Titan again, and coronal rain

26 June 2014
Astronomy

At http://phys.org/print322807085.html … anomalous amounts of nitrogen detected in the atmosphere of Titan have caused some scientists to have a rethink. Does it indicate Titan's raw materials might have been locked up in ices that condensed before Saturn was formed? The study, a collaboration between NASA and ESA, says they have found 'firm' evidence nitrogen on Titan originated in conditions similar to those of comets (assumed to have an origin in the Oort Cloud on the outer rim of the solar system). Hence, this seems to suggest that Titan's building blocks did not form within the warm disc of material thought to have surrounded the proto planet Saturn. The implication is that Titan's building blocks formed very early in the history of the solar system (published in Astrophysical Research Letters this week). The argument relies on information derived from Titan's atmosphere, a difference in nitrogen isotopes on Titan to those in the atmosphere of the Earth – which also has implications.

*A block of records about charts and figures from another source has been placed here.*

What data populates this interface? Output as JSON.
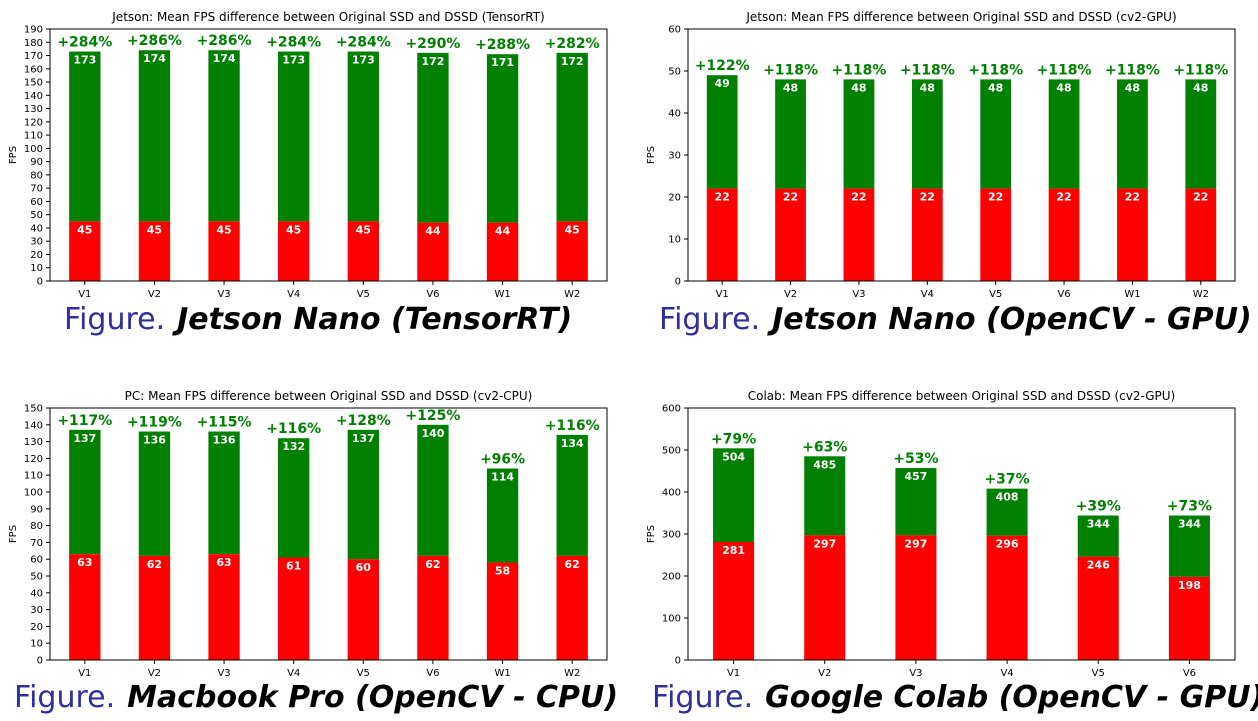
{
  "figure_prefix": "Figure.",
  "colors": {
    "base": "#ff0000",
    "gain": "#008000",
    "gain_label": "#008000",
    "bar_label": "#ffffff"
  },
  "chart_data": [
    {
      "type": "bar",
      "stacked": true,
      "title": "Jetson: Mean FPS difference between Original SSD and DSSD (TensorRT)",
      "ylabel": "FPS",
      "ylim": [
        0,
        190
      ],
      "yticks": [
        0,
        10,
        20,
        30,
        40,
        50,
        60,
        70,
        80,
        90,
        100,
        110,
        120,
        130,
        140,
        150,
        160,
        170,
        180,
        190
      ],
      "categories": [
        "V1",
        "V2",
        "V3",
        "V4",
        "V5",
        "V6",
        "W1",
        "W2"
      ],
      "base_values": [
        45,
        45,
        45,
        45,
        45,
        44,
        44,
        45
      ],
      "total_values": [
        173,
        174,
        174,
        173,
        173,
        172,
        171,
        172
      ],
      "gain_labels": [
        "+284%",
        "+286%",
        "+286%",
        "+284%",
        "+284%",
        "+290%",
        "+288%",
        "+282%"
      ],
      "caption": "Jetson Nano (TensorRT)"
    },
    {
      "type": "bar",
      "stacked": true,
      "title": "Jetson: Mean FPS difference between Original SSD and DSSD (cv2-GPU)",
      "ylabel": "FPS",
      "ylim": [
        0,
        60
      ],
      "yticks": [
        0,
        10,
        20,
        30,
        40,
        50,
        60
      ],
      "categories": [
        "V1",
        "V2",
        "V3",
        "V4",
        "V5",
        "V6",
        "W1",
        "W2"
      ],
      "base_values": [
        22,
        22,
        22,
        22,
        22,
        22,
        22,
        22
      ],
      "total_values": [
        49,
        48,
        48,
        48,
        48,
        48,
        48,
        48
      ],
      "gain_labels": [
        "+122%",
        "+118%",
        "+118%",
        "+118%",
        "+118%",
        "+118%",
        "+118%",
        "+118%"
      ],
      "caption": "Jetson Nano (OpenCV - GPU)"
    },
    {
      "type": "bar",
      "stacked": true,
      "title": "PC: Mean FPS difference between Original SSD and DSSD (cv2-CPU)",
      "ylabel": "FPS",
      "ylim": [
        0,
        150
      ],
      "yticks": [
        0,
        10,
        20,
        30,
        40,
        50,
        60,
        70,
        80,
        90,
        100,
        110,
        120,
        130,
        140,
        150
      ],
      "categories": [
        "V1",
        "V2",
        "V3",
        "V4",
        "V5",
        "V6",
        "W1",
        "W2"
      ],
      "base_values": [
        63,
        62,
        63,
        61,
        60,
        62,
        58,
        62
      ],
      "total_values": [
        137,
        136,
        136,
        132,
        137,
        140,
        114,
        134
      ],
      "gain_labels": [
        "+117%",
        "+119%",
        "+115%",
        "+116%",
        "+128%",
        "+125%",
        "+96%",
        "+116%"
      ],
      "caption": "Macbook Pro (OpenCV - CPU)"
    },
    {
      "type": "bar",
      "stacked": true,
      "title": "Colab: Mean FPS difference between Original SSD and DSSD (cv2-GPU)",
      "ylabel": "FPS",
      "ylim": [
        0,
        600
      ],
      "yticks": [
        0,
        100,
        200,
        300,
        400,
        500,
        600
      ],
      "categories": [
        "V1",
        "V2",
        "V3",
        "V4",
        "V5",
        "V6"
      ],
      "base_values": [
        281,
        297,
        297,
        296,
        246,
        198
      ],
      "total_values": [
        504,
        485,
        457,
        408,
        344,
        344
      ],
      "gain_labels": [
        "+79%",
        "+63%",
        "+53%",
        "+37%",
        "+39%",
        "+73%"
      ],
      "caption": "Google Colab (OpenCV - GPU)"
    }
  ]
}
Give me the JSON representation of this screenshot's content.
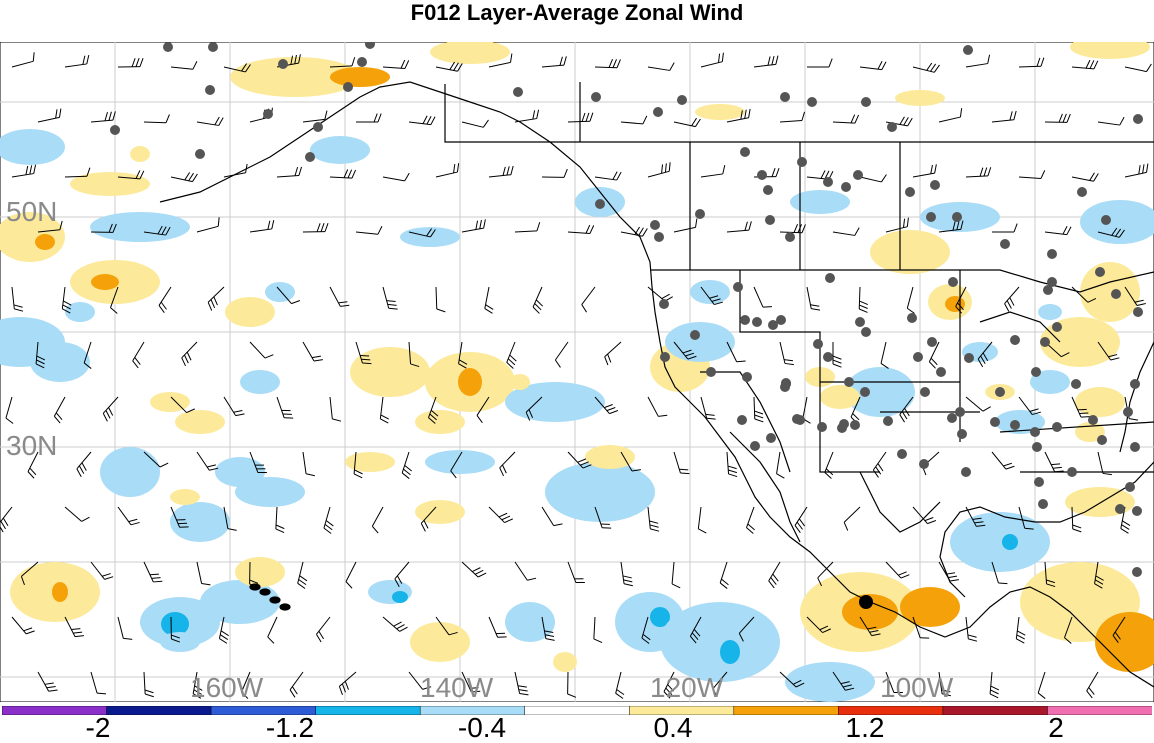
{
  "title": "F012 Layer-Average Zonal Wind",
  "latitude_labels": [
    "50N",
    "30N"
  ],
  "longitude_labels": [
    "160W",
    "140W",
    "120W",
    "100W"
  ],
  "colorbar": {
    "tick_labels": [
      "-2",
      "-1.2",
      "-0.4",
      "0.4",
      "1.2",
      "2"
    ],
    "colors": [
      "#8b2fc9",
      "#0b1a8c",
      "#2e5bd6",
      "#16b4e8",
      "#a9dcf7",
      "#ffffff",
      "#fcea9a",
      "#f5a20a",
      "#e8300f",
      "#a8182a",
      "#ef6fb0"
    ]
  },
  "colors": {
    "positive_light": "#fcea9a",
    "positive_mid": "#f5a20a",
    "negative_light": "#a9dcf7",
    "negative_mid": "#16b4e8",
    "station": "#555555",
    "highlight_station": "#000000",
    "grid": "#cccccc",
    "coastline": "#000000"
  },
  "legend_icon": "wind-barb-icon"
}
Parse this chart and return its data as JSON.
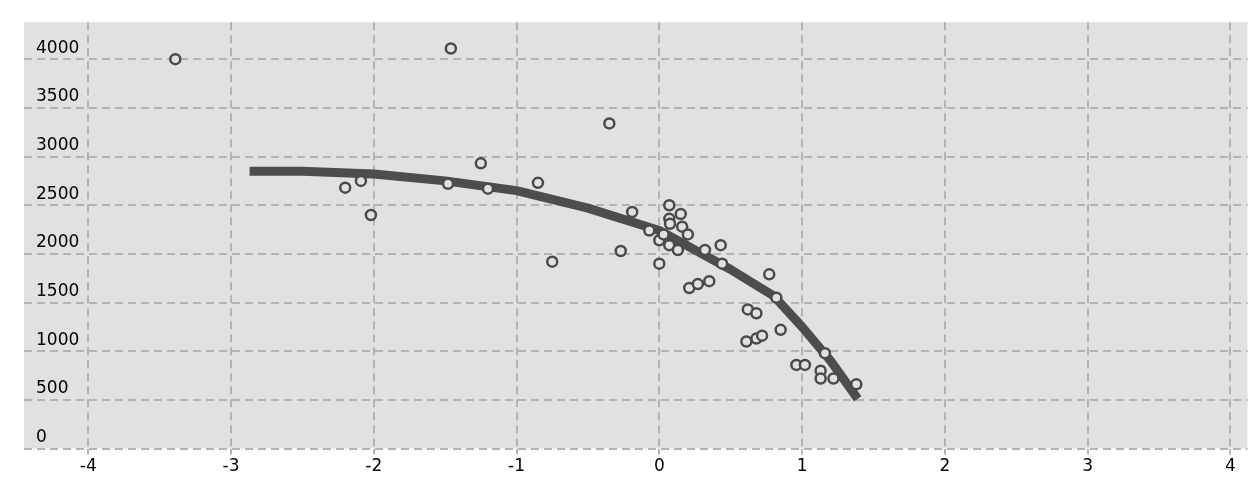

At http://phys.org/print322806790.html … the Swedish Solar Telescope has revealed evidence of coronal rain showers pouring relentlessly into the dark sunspot currently on the surface of the Sun. The shower has a water fall like flow (see image at link). The rain consists of electrically charged gas (plasma). If conditions on the Sun are right, the hot dense plasma will cool and condense and will fall as coronal rain. The origin of solar coronal heating, however, remains a puzzle. The coronal rain, driven by solar flares, may play a distinct role – acting like a thermostat to regulate temperature fluctuations in the solar corona. Eamon Scullion of Trinity College in Dublin is leading the research. It all sounds a bit like the Earth's thermostat – water evaporating from the ocean (which has heated up as a result of the Sun, or  whatever) and rising into the atmosphere where it will fall as rain and cool the surface – the surplus heat being dispersed into space. Does any of the coronal rain end up being dispersed into space?